Different length digital cables all true 75 ohms?


How can the same digital cables from a manufacturer but at different lengths both be true 75 Ohms?

After reading how 1.5 metre is the optimum length for digital cable regarding jitter I'm worried the longer run would create higher resistance and therefore not be true 75 ohms. Shouldn't the manufacturer increase the size of the conductor(s) the longer it is?
frankk
Yes, it makes one wonder.

I would expect that the significance of the connectors being close to 75 ohms, as they are with the Canare's, would be subtle, and would probably be insignificant if the dac has good jitter rejection capability.

If the cable had a characteristic impedance significantly different than 75 ohms, though, that would figure to be quite significant.

There are lots of system dependencies involved, though, which can obscure or overshadow the differences. Quoting from myself in another thread from a couple of months ago:

Digital cable performance is dependent, among other things, on the length of the cable; the accuracy of the impedance match between cable, connectors, transport output circuit, and dac input circuit; the data rate of the signal being transmitted (44.1 or 96 or 192 kHz, etc.); the jitter suppression capabilities, if any, of the dac; the integrity of the shielding in the cable; the risetime and falltime of the transport output signal; the ambient noise environment; and other factors.

Regards,
-- Al
I was thinking about your last statement regarding the square root of a cables inductance divided by the capacitance gives the impedance.

Many high and low end cable manufacturers will use the same cable that they use in their interconnects and speaker cables in their digital cables and are probably not 75 ohms. I wonder how many actually make the effort to alter the cables inductance capacitance or inductance to make it 75 ohms.

Also how many audiophile cable companies actually use near true 75 ohm RCA connectors. I understand some of the pedestrian cable companies actually use Canare RCA connectors which are regarded as near true 75 Ohm. However when I read the product description of many of the high end companies description of their digital cables, for some reason they don't describe the connector.

Thank you Al for clearing that up for me.
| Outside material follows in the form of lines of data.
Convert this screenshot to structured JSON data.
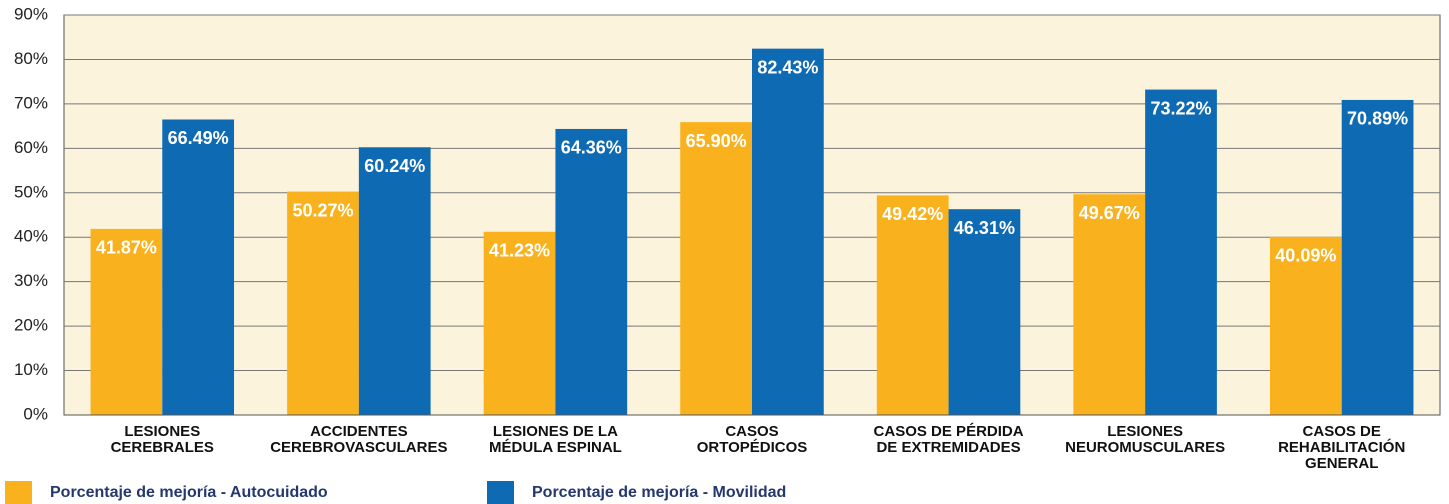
{
  "chart_data": {
    "type": "bar",
    "categories": [
      "LESIONES\nCEREBRALES",
      "ACCIDENTES\nCEREBROVASCULARES",
      "LESIONES DE LA\nMÉDULA ESPINAL",
      "CASOS\nORTOPÉDICOS",
      "CASOS DE PÉRDIDA\nDE EXTREMIDADES",
      "LESIONES\nNEUROMUSCULARES",
      "CASOS DE\nREHABILITACIÓN\nGENERAL"
    ],
    "series": [
      {
        "name": "Porcentaje de mejoría - Autocuidado",
        "color": "#f9b21d",
        "values": [
          41.87,
          50.27,
          41.23,
          65.9,
          49.42,
          49.67,
          40.09
        ],
        "value_labels": [
          "41.87%",
          "50.27%",
          "41.23%",
          "65.90%",
          "49.42%",
          "49.67%",
          "40.09%"
        ]
      },
      {
        "name": "Porcentaje de mejoría - Movilidad",
        "color": "#0f6ab4",
        "values": [
          66.49,
          60.24,
          64.36,
          82.43,
          46.31,
          73.22,
          70.89
        ],
        "value_labels": [
          "66.49%",
          "60.24%",
          "64.36%",
          "82.43%",
          "46.31%",
          "73.22%",
          "70.89%"
        ]
      }
    ],
    "ylim": [
      0,
      90
    ],
    "yticks": [
      {
        "value": 0,
        "label": "0%"
      },
      {
        "value": 10,
        "label": "10%"
      },
      {
        "value": 20,
        "label": "20%"
      },
      {
        "value": 30,
        "label": "30%"
      },
      {
        "value": 40,
        "label": "40%"
      },
      {
        "value": 50,
        "label": "50%"
      },
      {
        "value": 60,
        "label": "60%"
      },
      {
        "value": 70,
        "label": "70%"
      },
      {
        "value": 80,
        "label": "80%"
      },
      {
        "value": 90,
        "label": "90%"
      }
    ],
    "grid": true
  }
}
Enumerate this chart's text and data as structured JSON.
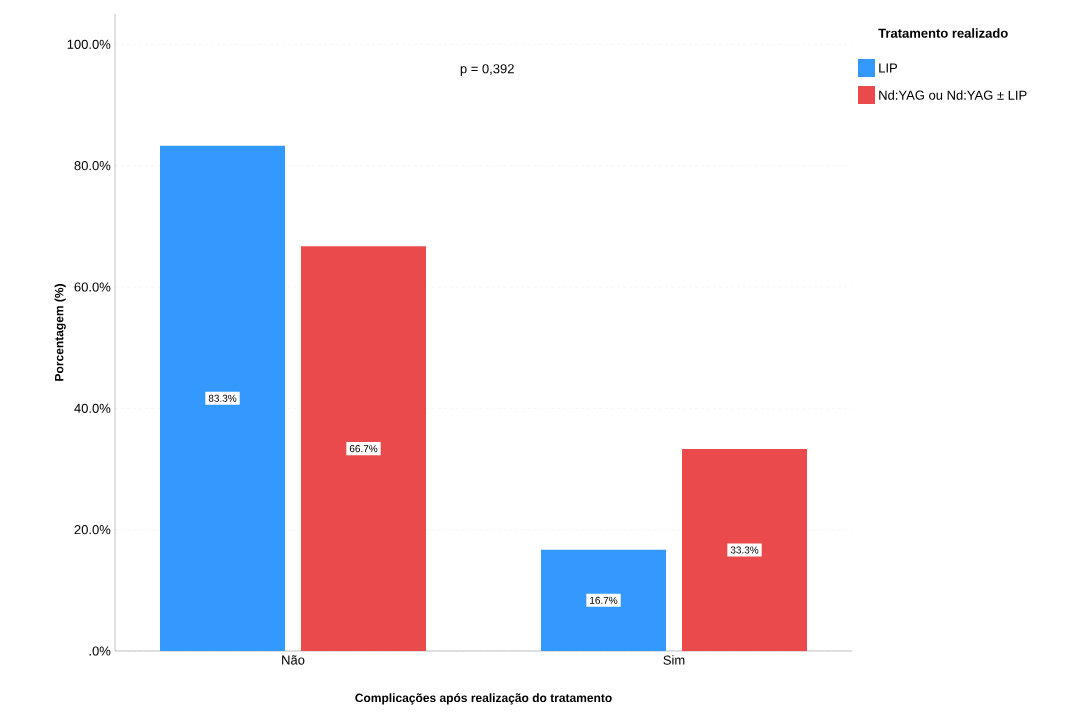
{
  "chart_data": {
    "type": "bar",
    "xlabel": "Complicações após realização do tratamento",
    "ylabel": "Porcentagem (%)",
    "legend_title": "Tratamento realizado",
    "categories": [
      "Não",
      "Sim"
    ],
    "series": [
      {
        "name": "LIP",
        "color": "#3399ff",
        "values": [
          83.3,
          16.7
        ],
        "value_labels": [
          "83.3%",
          "16.7%"
        ]
      },
      {
        "name": "Nd:YAG ou Nd:YAG ± LIP",
        "color": "#ea4a4c",
        "values": [
          66.7,
          33.3
        ],
        "value_labels": [
          "66.7%",
          "33.3%"
        ]
      }
    ],
    "ylim": [
      0,
      105
    ],
    "yticks": [
      {
        "value": 0,
        "label": ".0%"
      },
      {
        "value": 20,
        "label": "20.0%"
      },
      {
        "value": 40,
        "label": "40.0%"
      },
      {
        "value": 60,
        "label": "60.0%"
      },
      {
        "value": 80,
        "label": "80.0%"
      },
      {
        "value": 100,
        "label": "100.0%"
      }
    ],
    "grid": "y",
    "legend": "top right",
    "annotations": [
      "p = 0,392"
    ]
  }
}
I guess I don't have to worry about it, unless I suppose it was some stupid long length cable.
The 75 ohm impedance rating of a digital cable does NOT mean that its resistance is 75 ohms. It's resistance for any reasonable length is likely to be well under one ohm, and insignificant in relation to the source and load impedances of the two components it is connecting (which presumably are 75 ohms). If you were to measure the resistance between the two ends of a digital cable with a multimeter (either between the center pins of the two rca connectors, or between the shield connections/ground shells of the two rca connectors), the multimeter would indicate that very low value.
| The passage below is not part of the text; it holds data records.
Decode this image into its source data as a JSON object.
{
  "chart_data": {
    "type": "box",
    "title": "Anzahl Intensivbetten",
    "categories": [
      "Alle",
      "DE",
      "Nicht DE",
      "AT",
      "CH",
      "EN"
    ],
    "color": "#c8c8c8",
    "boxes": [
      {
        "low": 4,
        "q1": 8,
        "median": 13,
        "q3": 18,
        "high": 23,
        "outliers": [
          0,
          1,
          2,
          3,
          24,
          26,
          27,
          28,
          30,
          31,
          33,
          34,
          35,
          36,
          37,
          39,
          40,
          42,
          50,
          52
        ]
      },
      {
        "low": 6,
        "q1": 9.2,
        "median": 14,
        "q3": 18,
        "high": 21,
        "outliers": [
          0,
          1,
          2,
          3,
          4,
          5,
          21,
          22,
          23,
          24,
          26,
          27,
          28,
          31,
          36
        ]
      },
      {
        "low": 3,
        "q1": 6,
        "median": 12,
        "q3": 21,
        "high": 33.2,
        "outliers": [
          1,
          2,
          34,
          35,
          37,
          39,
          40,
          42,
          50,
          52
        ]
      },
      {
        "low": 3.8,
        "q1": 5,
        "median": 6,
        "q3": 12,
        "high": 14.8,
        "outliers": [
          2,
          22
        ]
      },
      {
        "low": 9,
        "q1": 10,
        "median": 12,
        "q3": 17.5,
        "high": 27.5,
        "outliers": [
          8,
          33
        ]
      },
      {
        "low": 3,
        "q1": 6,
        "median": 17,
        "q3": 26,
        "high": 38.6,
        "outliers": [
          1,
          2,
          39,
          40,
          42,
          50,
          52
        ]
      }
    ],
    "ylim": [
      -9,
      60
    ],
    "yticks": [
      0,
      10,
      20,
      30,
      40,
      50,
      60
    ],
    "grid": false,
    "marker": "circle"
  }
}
What the 75 ohm cable impedance refers to is what is called "characteristic impedance" which is a concept that only comes into play at frequencies that are much higher than audio frequencies, such as radio frequencies, and the high frequency spectral components of digital audio signals.

The idea is that the characteristic impedance should match the source and load impedances, or else reflection effects will result at those high frequencies, resulting in waveform distortion, which in turn can result in increased jitter and even mis-clocking and data corruption or loss if severe enough.

The characteristic impedance of a cable, btw, is to a close approximation equal to the square root of (its inductance per unit length divided by its capacitance per unit length). Therefore it is independent of length.